I am trying to source a drop/pendant pull but with an oblong back plate. I cannot find anything suitable on the web. Is someone able to point me in the right direction please?

The handle is 35mm drop and it needs a 10mm'ish wide backplate. I have a photo of the broken one.

Thanks


----------



## sunnybob (3 Apr 2019)

any good?
https://www.magicalbeanshome.com/collec ... olid-brass


----------



## Racers (3 Apr 2019)

How is it broken?

Pete


----------



## Geoff_S (3 Apr 2019)

sunnybob":3cndcroy said:


> any good?
> https://www.magicalbeanshome.com/collec ... olid-brass



Thanks Bob, but the plate needs to be oblong. And $28 is a bit more than I want to pay, and that's without postage!


----------



## Geoff_S (3 Apr 2019)

Racers":3thq2ish said:


> How is it broken?
> 
> Pete



It has been pulled out of its backplate. It was from a cabinet that my Dad had. He "fixed" it with a quite grotesque knob, but kept the original drop but no back plate. Now it's passed to me I just thought I might be able to fix it a bit better.


----------



## Phil Pascoe (3 Apr 2019)

How many of them are there? Could you replace the lot?


----------



## Geoff_S (3 Apr 2019)

phil.p":goqlyw68 said:


> How many of them are there? Could you replace the lot?

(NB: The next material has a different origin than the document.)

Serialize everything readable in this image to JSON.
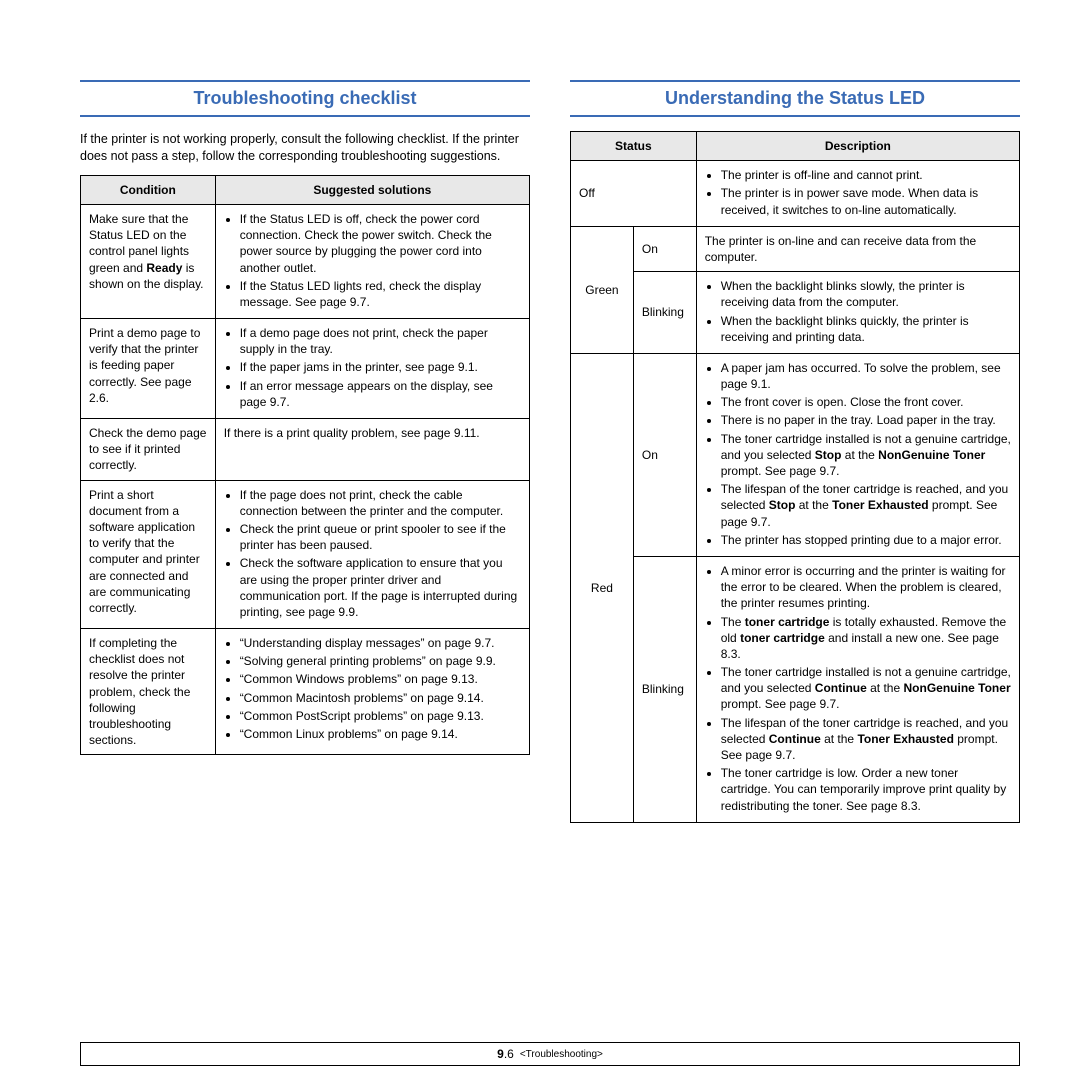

Err, a bit embarrassing. It's just one.


----------



## Racers (4 Apr 2019)

Would it be possible to make a new back plate and solder or glue it back on?

Pete


----------



## Geoff_S (4 Apr 2019)

Racers":3kw1foe2 said:


> Would it be possible to make a new back plate and solder or glue it back on?
> 
> Pete



Oh, I'm sure it's possible, just not by me!


----------



## Phil Pascoe (4 Apr 2019)

http://www.marshall-brass.com/images/ma ... alogue.pdf


----------



## Geoff_S (5 Apr 2019)

phil.p":isxnm9a1 said:


> http://www.marshall-brass.com/images/marshall-brass-catalogue.pdf



Wow! That should do it! Thanks Phil


----------